Ce qui est intéressant maintenant, c'est de mettre ça en perspective vis-à-vis de nous-mêmes. Parce que si je te demandais de regarder ton agenda, il y a de fortes chances que, toi comme moi, on ait tendance à vite oublier cette sagesse par moment.
Que ce soit entre le travail, les réunions, nos projets, la vie sociale, familiale, les amours, nos passions, le sport, et j'en passe, nous surchargeons nos journées de tâches et de nouveautés constantes.
Et c'est seulement quand on est au bord du gouffre qu'on se demande : "Eh bien, pourquoi est-ce que je me sens comme ça ?" Bien joué, Sherlock. Bref, c'est un voyage en quête d'exploration où on ne prend pas le temps d'apprécier le paysage et où on se précipite d'une destination à une autre, nous faisant le plus souvent abandonner à mi-parcours.
Dans ce grand jeu qu'est la vie, peut-être que la solution n'est pas toujours d'en faire plus. Et peut-être, juste peut-être, que la solution est d'en faire moins. Parce que bon, je ne t'apprends rien si je te dis qu'on a souvent tendance à faire un lien biaisé entre l'idée de faire plus dans un domaine pour réussir dans un autre.

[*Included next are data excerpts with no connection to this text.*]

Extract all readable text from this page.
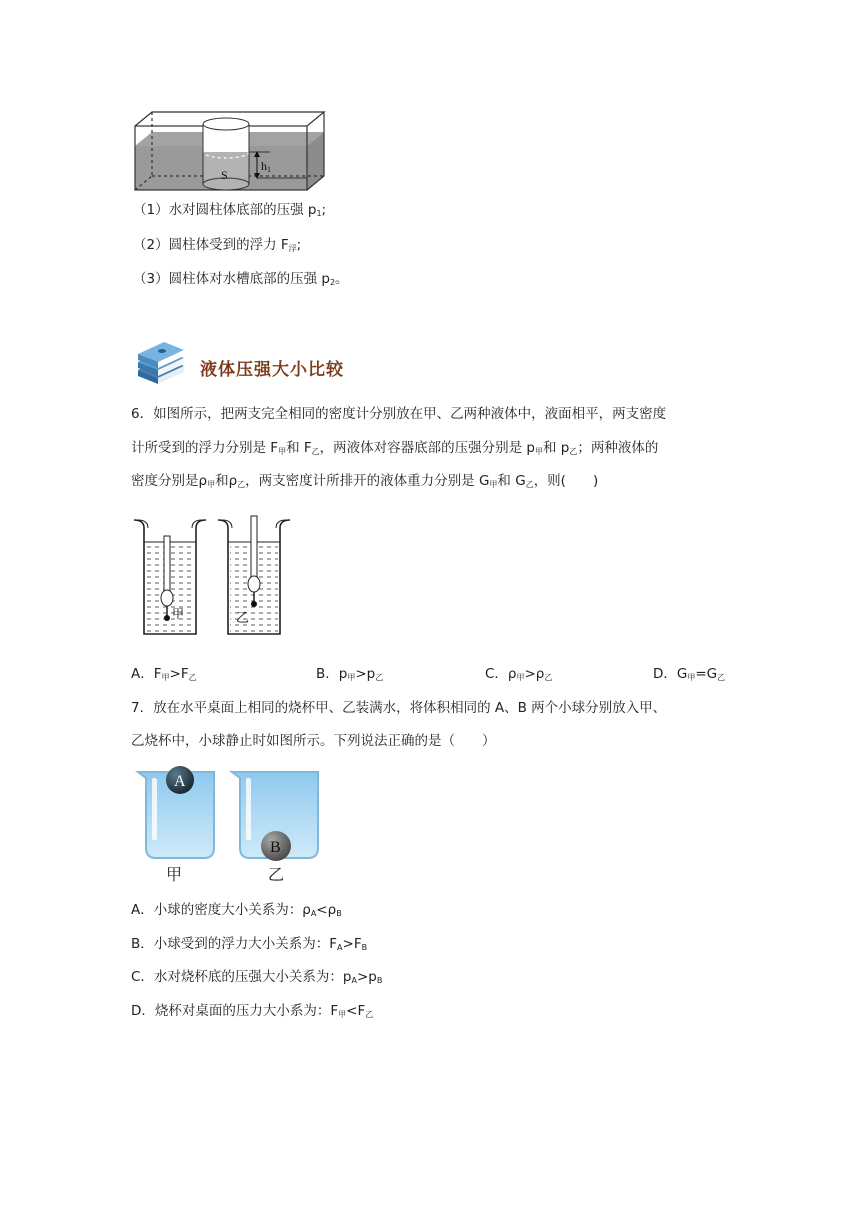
S
h 1
（1）水对圆柱体底部的压强 p1;
（2）圆柱体受到的浮力 F浮;
（3）圆柱体对水槽底部的压强 p2。
液体压强大小比较
6．如图所示，把两支完全相同的密度计分别放在甲、乙两种液体中，液面相平，两支密度
计所受到的浮力分别是 F甲和 F乙，两液体对容器底部的压强分别是 p甲和 p乙；两种液体的
密度分别是ρ甲和ρ乙，两支密度计所排开的液体重力分别是 G甲和 G乙，则(　　)
甲	乙
A．F甲>F乙	B．p甲>p乙	C．ρ甲>ρ乙	D．G甲=G乙
7．放在水平桌面上相同的烧杯甲、乙装满水，将体积相同的 A、B 两个小球分别放入甲、
乙烧杯中，小球静止时如图所示。下列说法正确的是（　　）
A
B
甲	乙
A．小球的密度大小关系为：ρA<ρB
B．小球受到的浮力大小关系为：FA>FB
C．水对烧杯底的压强大小关系为：pA>pB
D．烧杯对桌面的压力大小系为：F甲<F乙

Le piège vient majoritairement de l'idée que rester constamment occupé ou prendre davantage de responsabilités, c'est bien, parce que ça donne un peu un sens à la vie. Remplir chaque heure de nos journées, c'est la clé pour un jour être heureux.
Et en faisant ça, on ferme les yeux sur la réelle étendue de nos capacités pour finir par se demander d'où vient le stress qu'on ressent. Jusqu'à arriver à un point où tous nos engagements nous amènent à prendre des décisions qu'on va appeler des grosses décisions de merde, que ce soit au niveau du travail, des amis, voire même de ce qu'on va manger pour le dîner.
Car on expérimente ce qu'on appelle la fatigue décisionnelle, théorisée à la fin des années 90 par le psychologue américain Roy Baumeister. Tout part d'un principe assez simple et compréhensible : à l'instar du corps, le cerveau se fatigue après trop d'efforts.
Comme Internet le dit, et comme ChatGPT le confirme, un humain moyen prend environ 35 000 décisions par jour. Bon, on ne va pas faire attention à ce chiffre et on va se dire qu'il est cohérent via une suspension consentie de l'incrédulité collective.
Quoi que, si quelqu'un pouvait me faire une démonstration de si oui ou non c'est cohérent, ça me ferait assez rire. Même si la majorité de ces décisions sont prises de manière inconsciente, parfois elles nous amènent à saturation et se manifestent souvent de deux manières différentes : via la paralysie décisionnelle ou encore la décision active.
En gros, soit tu ne sais pas quoi manger au dîner et finalement tu ne manges pas, soit tu ne sais pas quoi manger au dîner et donc ça sera de la malbouffe, comme d'hab. Pour faire face à ça, il y a des classiques comme déléguer les décisions les plus mineures à d'autres, ce qui est très, très, très loin d'être faisable pour tous.
Ou alors, répéter certains types de décisions pour ne plus se prendre le chou, comme s'habiller tout le temps avec le même skin, un peu comme le font Barack Obama ou Bill Gates, en tout cas selon Google.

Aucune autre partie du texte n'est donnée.